La serata in un locale dei Navigli di Milano, la notte da incubo in cui è stata stuprata e le cure continue: poi è stata licenziata.
Ad un anno circa dalla violenza l’azienda per la quale lavorava la 32enne vittima di stupro le ha consegnato infine la lettera di licenziamento. Secondo la società di Assago, in provincia di Milano, specializzata nel commercio di brand di lusso, la manager torinese vittima dello stupro non era più efficiente, dunque l’atto sarebbe per giustificato motivo, con una buonuscita di 5mila euro.

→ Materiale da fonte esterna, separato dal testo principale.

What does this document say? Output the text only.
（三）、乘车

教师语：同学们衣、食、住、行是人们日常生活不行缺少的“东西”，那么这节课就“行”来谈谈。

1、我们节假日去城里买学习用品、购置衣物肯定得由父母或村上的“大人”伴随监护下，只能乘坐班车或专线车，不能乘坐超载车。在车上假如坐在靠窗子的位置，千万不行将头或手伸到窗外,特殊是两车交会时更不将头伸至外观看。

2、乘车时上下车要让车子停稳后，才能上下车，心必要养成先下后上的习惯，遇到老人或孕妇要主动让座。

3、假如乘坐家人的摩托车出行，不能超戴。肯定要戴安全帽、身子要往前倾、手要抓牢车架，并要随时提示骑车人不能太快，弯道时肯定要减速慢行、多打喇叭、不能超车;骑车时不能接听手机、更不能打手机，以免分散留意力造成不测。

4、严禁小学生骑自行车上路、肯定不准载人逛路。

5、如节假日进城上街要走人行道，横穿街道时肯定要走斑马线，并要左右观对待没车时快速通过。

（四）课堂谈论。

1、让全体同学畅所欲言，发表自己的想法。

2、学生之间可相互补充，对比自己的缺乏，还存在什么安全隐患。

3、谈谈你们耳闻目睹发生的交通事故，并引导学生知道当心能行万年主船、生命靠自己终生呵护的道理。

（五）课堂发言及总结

Il legale della donna ha già impugnato il licenziamento. E dire che subito dopo i fatti l’intera società, per la quale lavorava da tre anni, si erano stretti intorno a lei: “Hai tutto il nostro sostegno, non mollare”. La violenza è avvenuta a marzo 2023. I giovani avevano trascorso la serata in un locale dei Navigli di Milano, abusando di alcol. La festa si è trasformata in un incubo. La donna è stata stuprata da tre persone che considerava amici. I tre sono stati poi identificati ed arrestati dai carabinieri, mentre per la 32enne è cominciato il calvario in ospedale.
Dopo l’estate trascorsa tra sedute e ricoveri, e quindi sei mesi di mutua, la donna ha provato a tornare al lavoro a settembre. La 32enne, però, aveva ancora bisogno di cure, mostrandosi spesso profondamente triste. L’11 marzo scorso l’epilogo, con la consegna della lettera di licenziamento dalla posizione di Service merchandiser che ricopriva “ridistribuendo le sue attuali mansioni tra altri dipendenti attualmente impiegati presso di noi. La informiamo che, dopo attenta verifica, abbiamo constatato l’impossibilità di adibirla ad altre mansioni“.
“Come le è noto – ha scritto l’azienda – il mercato in cui opera la società richiede il raggiungimento e il mantenimento di adeguati livelli di profittabilità. Al fine di conseguire tali obiettivi si rende necessario efficientare i nostri costi, aumentando la marginalità della nostra operatività”. L’avvocato Alexander Boraso, legale della 32enne, ha deciso di impugnare il licenziamento. “La verità – ha spiegato Boraso – è che, purtroppo, erano finiti su delle chat alcuni filmati della violenza e per l’azienda sarebbe stata una perdita di credibilità. E poi non avevano tempo di aspettarla, di permetterle di riprendersi al cento per cento sia fisicamente che psicologicamente”.
Intanto il 16 gennaio scorso si è tenuto il processo con rito abbreviato per i tre imputati per violenza sessuale di gruppo. Il gup di Milano Sofia Fioretta ha condannato un 23enne di Padova a 3 anni e 7 mesi di reclusione e rinviato a giudizio gli altri due. “Nel corso della serata la lavoratrice – si legge nelle motivazioni della sentenza – è parsa disponibile ad avere rapporti sessuali con alcuni degli imputati. Ma quello che è certo è che, qualche ora più tardi, lei non era assolutamente in grado di esprimere un valido consenso, perché stava molto male a causa dell’alcol ingerito, era in condizioni tali da non comprendere quello che stava facendo e l’imputato, invece, era pienamente consapevole di tale circostanza”.